In other words, I was again immersed in sensuality. And ultimately, that’s what print and paper are about. Screens might have resolution higher than paper at this point, but the experience of using them is not the same. Screens emit, paper reflects — catches the light, which changes as you hold it, changes color depending on the time of day, the source of light. Paper engages more senses — touch, it’s smooth or rough or slick, it’s thin or thick. It smells — the inks, the paper, the glue all have their own subtle yet distinctive odors. Print has a visible past and future, not just a present like the screen; with paper, you can see and feel what you’ve read, what’s to come. I guess you can also hear paper. It rustles or rips. Probably the only thing you don’t do is taste it.

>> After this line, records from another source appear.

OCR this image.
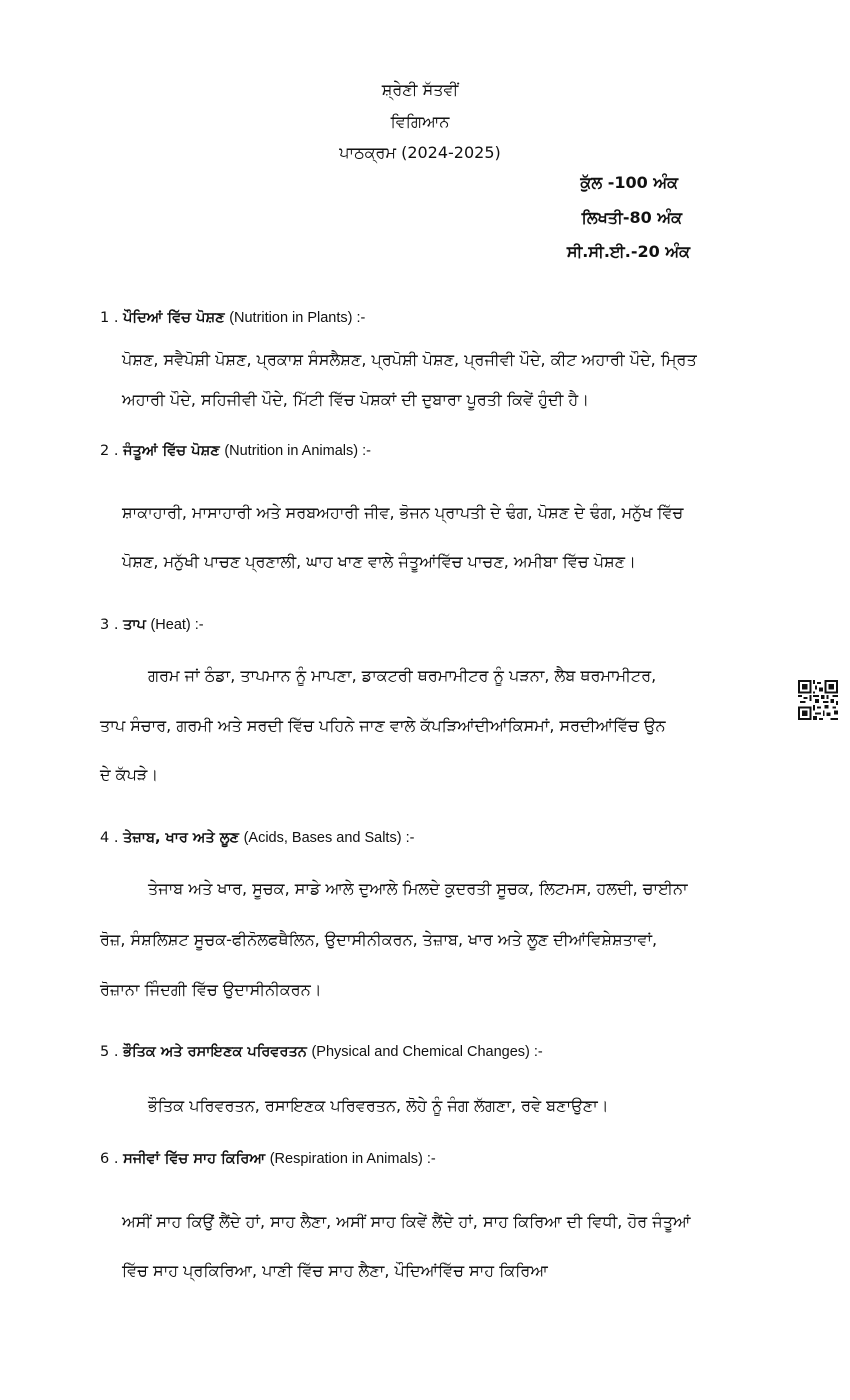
ਸ਼੍ਰੇਣੀ ਸੱਤਵੀਂ
ਵਿਗਿਆਨ
ਪਾਠਕ੍ਰਮ (2024-2025)
ਕੁੱਲ -100 ਅੰਕ
ਲਿਖਤੀ-80 ਅੰਕ
ਸੀ.ਸੀ.ਈ.-20 ਅੰਕ
1 . ਪੌਦਿਆਂ ਵਿੱਚ ਪੋਸ਼ਣ (Nutrition in Plants) :-
ਪੋਸ਼ਣ, ਸਵੈਪੋਸ਼ੀ ਪੋਸ਼ਣ, ਪ੍ਰਕਾਸ਼ ਸੰਸਲੈਸ਼ਣ, ਪ੍ਰਪੋਸ਼ੀ ਪੋਸ਼ਣ, ਪ੍ਰਜੀਵੀ ਪੌਦੇ, ਕੀਟ ਅਹਾਰੀ ਪੌਦੇ, ਮ੍ਰਿਤ
ਅਹਾਰੀ ਪੌਦੇ, ਸਹਿਜੀਵੀ ਪੌਦੇ, ਮਿੱਟੀ ਵਿੱਚ ਪੋਸ਼ਕਾਂ ਦੀ ਦੁਬਾਰਾ ਪੂਰਤੀ ਕਿਵੇਂ ਹੁੰਦੀ ਹੈ।
2 . ਜੰਤੂਆਂ ਵਿੱਚ ਪੋਸ਼ਣ (Nutrition in Animals) :-
ਸ਼ਾਕਾਹਾਰੀ, ਮਾਸਾਹਾਰੀ ਅਤੇ ਸਰਬਅਹਾਰੀ ਜੀਵ, ਭੋਜਨ ਪ੍ਰਾਪਤੀ ਦੇ ਢੰਗ, ਪੋਸ਼ਣ ਦੇ ਢੰਗ, ਮਨੁੱਖ ਵਿੱਚ
ਪੋਸ਼ਣ, ਮਨੁੱਖੀ ਪਾਚਣ ਪ੍ਰਣਾਲੀ, ਘਾਹ ਖਾਣ ਵਾਲੇ ਜੰਤੂਆਂਵਿੱਚ ਪਾਚਣ, ਅਮੀਬਾ ਵਿੱਚ ਪੋਸ਼ਣ।
3 . ਤਾਪ (Heat) :-
ਗਰਮ ਜਾਂ ਠੰਡਾ, ਤਾਪਮਾਨ ਨੂੰ ਮਾਪਣਾ, ਡਾਕਟਰੀ ਥਰਮਾਮੀਟਰ ਨੂੰ ਪੜਨਾ, ਲੈਬ ਥਰਮਾਮੀਟਰ,
ਤਾਪ ਸੰਚਾਰ, ਗਰਮੀ ਅਤੇ ਸਰਦੀ ਵਿੱਚ ਪਹਿਨੇ ਜਾਣ ਵਾਲੇ ਕੱਪੜਿਆਂਦੀਆਂਕਿਸਮਾਂ, ਸਰਦੀਆਂਵਿੱਚ ਉਨ
ਦੇ ਕੱਪੜੇ।
4 . ਤੇਜ਼ਾਬ, ਖਾਰ ਅਤੇ ਲੂਣ (Acids, Bases and Salts) :-
ਤੇਜਾਬ ਅਤੇ ਖਾਰ, ਸੂਚਕ, ਸਾਡੇ ਆਲੇ ਦੁਆਲੇ ਮਿਲਦੇ ਕੁਦਰਤੀ ਸੂਚਕ, ਲਿਟਮਸ, ਹਲਦੀ, ਚਾਈਨਾ
ਰੋਜ਼, ਸੰਸ਼ਲਿਸ਼ਟ ਸੂਚਕ-ਫੀਨੋਲਫਥੈਲਿਨ, ਉਦਾਸੀਨੀਕਰਨ, ਤੇਜ਼ਾਬ, ਖਾਰ ਅਤੇ ਲੂਣ ਦੀਆਂਵਿਸ਼ੇਸ਼ਤਾਵਾਂ,
ਰੋਜ਼ਾਨਾ ਜਿੰਦਗੀ ਵਿੱਚ ਉਦਾਸੀਨੀਕਰਨ।
5 . ਭੌਤਿਕ ਅਤੇ ਰਸਾਇਣਕ ਪਰਿਵਰਤਨ (Physical and Chemical Changes) :-
ਭੌਤਿਕ ਪਰਿਵਰਤਨ, ਰਸਾਇਣਕ ਪਰਿਵਰਤਨ, ਲੋਹੇ ਨੂੰ ਜੰਗ ਲੱਗਣਾ, ਰਵੇ ਬਣਾਉਣਾ।
6 . ਸਜੀਵਾਂ ਵਿੱਚ ਸਾਹ ਕਿਰਿਆ (Respiration in Animals) :-
ਅਸੀਂ ਸਾਹ ਕਿਉਂ ਲੈਂਦੇ ਹਾਂ, ਸਾਹ ਲੈਣਾ, ਅਸੀਂ ਸਾਹ ਕਿਵੇਂ ਲੈਂਦੇ ਹਾਂ, ਸਾਹ ਕਿਰਿਆ ਦੀ ਵਿਧੀ, ਹੋਰ ਜੰਤੂਆਂ
ਵਿੱਚ ਸਾਹ ਪ੍ਰਕਿਰਿਆ, ਪਾਣੀ ਵਿੱਚ ਸਾਹ ਲੈਣਾ, ਪੌਦਿਆਂਵਿੱਚ ਸਾਹ ਕਿਰਿਆ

One of the reasons I loved Wired, the magazine, was we tried to push what we could do with print. The press we printed on, we were lucky, was a brand spanking new, state-of-the-art Heidelberg six color press. We were literally the first clients to print on it. Offset is normally four color, CMYK. Six colors means you have two more ink towers you can play with. That’s partially why Wired looked the way it did — we put fluorescents or metallics or double hits of blacks on those extra two towers, and the mag would have colors literally no other magazine was using. We were also on the leading edge of digital production. We used a $100K Kodak proofer at the printer that could not only show us what our pages would look like, but actually replicate the dot gain we would get from the screens we were using on press. So we really knew what a page would look like as we were designing it. We were among the first to go direct-to-plate.

Letterpress has made an artisan revival, because it delivers on the premise of print and paper… the letters being pressed ever so slightly into the paper, creating a well which catches the light, making the page subliminally alive as you move it.